Whilst most of us will assess weather conditions from time to time by glancing at apps on phones the operators of amusements are required to take a professional approach and ensure they are fully informed not only of the weather conditions at the time but the likelihood of changing weather conditions if this will have an impact on the rides they are operating.
It’s a short season and small window for those businesses looking to maximise their income over the festive period. Naturally, companies will want to make the most of the season and have their attractions full of participants, but if gales or gale force winds are likely or a risk and would have an adverse effect on the safe operation of a ride, to me it’s a simple matter. In such circumstances the ride needs to cease before anyone takes to the sky. There is simply no excuse for failing to take proper precautions.
It’s not the first time there has been reports of safety concerns at Edinburgh’s Christmas market. In 2013 the Star Flyer ride was closed when part of the seat broke off and crashed to the ground in its former St Andrew square home. The same ride operating at T in the park was the subject of adverse reports only 6 months later when injuries were suffered by a number of those on the ride after a malfunction caused it to jolt to a sudden stop.

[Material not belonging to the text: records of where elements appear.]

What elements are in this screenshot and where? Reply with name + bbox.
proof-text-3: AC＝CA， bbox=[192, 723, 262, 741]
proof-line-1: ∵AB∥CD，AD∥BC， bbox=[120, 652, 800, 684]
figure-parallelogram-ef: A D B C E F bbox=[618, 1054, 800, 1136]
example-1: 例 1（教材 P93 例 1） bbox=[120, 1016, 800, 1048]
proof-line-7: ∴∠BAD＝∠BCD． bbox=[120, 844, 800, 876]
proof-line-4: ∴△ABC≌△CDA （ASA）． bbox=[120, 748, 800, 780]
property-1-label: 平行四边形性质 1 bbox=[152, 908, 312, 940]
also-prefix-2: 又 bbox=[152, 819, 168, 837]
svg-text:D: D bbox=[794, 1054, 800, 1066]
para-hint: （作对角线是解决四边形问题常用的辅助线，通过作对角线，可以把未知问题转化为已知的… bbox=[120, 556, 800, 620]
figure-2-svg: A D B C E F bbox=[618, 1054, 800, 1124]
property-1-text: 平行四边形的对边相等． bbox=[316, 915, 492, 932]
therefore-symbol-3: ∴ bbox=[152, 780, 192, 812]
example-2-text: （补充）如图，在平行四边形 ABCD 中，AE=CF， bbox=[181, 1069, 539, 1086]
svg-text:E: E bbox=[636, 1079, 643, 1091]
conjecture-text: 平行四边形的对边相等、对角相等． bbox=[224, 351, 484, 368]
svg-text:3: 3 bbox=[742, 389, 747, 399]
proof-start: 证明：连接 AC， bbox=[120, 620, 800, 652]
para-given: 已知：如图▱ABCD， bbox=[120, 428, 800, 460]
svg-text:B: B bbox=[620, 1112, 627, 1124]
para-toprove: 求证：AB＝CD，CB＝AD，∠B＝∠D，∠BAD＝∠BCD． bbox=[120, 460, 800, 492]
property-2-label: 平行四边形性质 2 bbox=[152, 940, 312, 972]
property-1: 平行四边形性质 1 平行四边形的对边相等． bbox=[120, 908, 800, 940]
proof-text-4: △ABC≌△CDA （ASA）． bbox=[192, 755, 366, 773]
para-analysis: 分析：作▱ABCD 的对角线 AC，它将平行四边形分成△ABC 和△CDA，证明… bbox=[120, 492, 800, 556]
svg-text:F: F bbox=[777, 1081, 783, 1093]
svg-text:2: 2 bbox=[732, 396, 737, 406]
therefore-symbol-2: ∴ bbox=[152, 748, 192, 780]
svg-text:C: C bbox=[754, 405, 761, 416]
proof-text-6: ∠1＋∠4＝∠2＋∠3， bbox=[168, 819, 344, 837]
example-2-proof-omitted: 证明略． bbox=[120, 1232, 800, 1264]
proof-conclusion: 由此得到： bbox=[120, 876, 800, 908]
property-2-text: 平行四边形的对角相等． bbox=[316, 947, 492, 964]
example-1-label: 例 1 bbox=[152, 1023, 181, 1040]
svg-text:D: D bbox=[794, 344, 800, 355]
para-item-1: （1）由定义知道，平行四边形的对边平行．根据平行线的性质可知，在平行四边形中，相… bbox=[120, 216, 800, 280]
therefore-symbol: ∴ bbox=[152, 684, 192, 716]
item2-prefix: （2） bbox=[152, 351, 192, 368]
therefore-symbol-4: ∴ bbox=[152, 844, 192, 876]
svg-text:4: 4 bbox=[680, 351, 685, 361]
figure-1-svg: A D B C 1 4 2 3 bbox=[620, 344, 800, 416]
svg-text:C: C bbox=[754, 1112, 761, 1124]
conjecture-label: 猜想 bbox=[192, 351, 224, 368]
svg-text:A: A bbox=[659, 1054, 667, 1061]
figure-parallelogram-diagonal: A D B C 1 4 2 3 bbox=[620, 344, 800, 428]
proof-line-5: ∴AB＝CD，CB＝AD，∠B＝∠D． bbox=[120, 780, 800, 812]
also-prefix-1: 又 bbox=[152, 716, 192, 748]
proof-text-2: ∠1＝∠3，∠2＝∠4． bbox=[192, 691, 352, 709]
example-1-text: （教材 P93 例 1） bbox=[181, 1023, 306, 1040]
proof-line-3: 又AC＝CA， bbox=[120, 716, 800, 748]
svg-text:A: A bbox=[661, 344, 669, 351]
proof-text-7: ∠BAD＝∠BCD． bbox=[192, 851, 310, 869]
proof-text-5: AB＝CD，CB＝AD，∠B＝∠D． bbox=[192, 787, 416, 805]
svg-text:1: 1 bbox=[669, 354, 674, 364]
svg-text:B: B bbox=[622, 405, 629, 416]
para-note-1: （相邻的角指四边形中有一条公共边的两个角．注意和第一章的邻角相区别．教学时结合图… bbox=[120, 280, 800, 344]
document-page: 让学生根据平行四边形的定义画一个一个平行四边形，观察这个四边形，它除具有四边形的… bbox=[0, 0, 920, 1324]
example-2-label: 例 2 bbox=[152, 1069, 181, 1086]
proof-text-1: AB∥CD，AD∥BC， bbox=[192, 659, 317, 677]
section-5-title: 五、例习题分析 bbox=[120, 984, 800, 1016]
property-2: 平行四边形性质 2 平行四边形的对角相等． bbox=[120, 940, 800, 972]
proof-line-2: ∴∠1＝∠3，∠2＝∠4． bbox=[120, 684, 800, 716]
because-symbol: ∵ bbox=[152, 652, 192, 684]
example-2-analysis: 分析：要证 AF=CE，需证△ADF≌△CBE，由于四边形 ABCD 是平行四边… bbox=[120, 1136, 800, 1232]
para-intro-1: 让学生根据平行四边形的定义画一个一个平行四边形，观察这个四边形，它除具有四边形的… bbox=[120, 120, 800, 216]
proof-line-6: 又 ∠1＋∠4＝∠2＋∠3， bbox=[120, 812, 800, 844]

It therefore seems only little comfort that the weather warnings issued over last weekend kept the big wheel from turning, this time. This should also have happened the weekend before. Where the safety of ride users is concerned it shouldn’t take an incident occurring before a system is put in place, the system is required in law when adverse weather is predicted. Matters become somewhat more confusing with reports suggesting Underbelly, the event organiser’s spokesperson told media the big wheel ‘Is not open if high winds are forecast’. This is as it should be to ensure safety, but clearly not what occurred over the opening weekend. So why did those people get stuck? For the moment I’d only be speculating.  
The organisers of events like this need to show safety, not profit is paramount. In my view the paying public can only be reassured by an investigation in respect of the decision to keep the ride going, in spite of the predicted high winds, and steps being taken to make sure there can be no repeat.
It’s not what the law envisaged but in the meantime,  until the authorities and commercial organisations involved in bringing us Edinburgh’s Christmas get their act together I’ll be keeping my feet on solid ground, at least until the December storms have passed!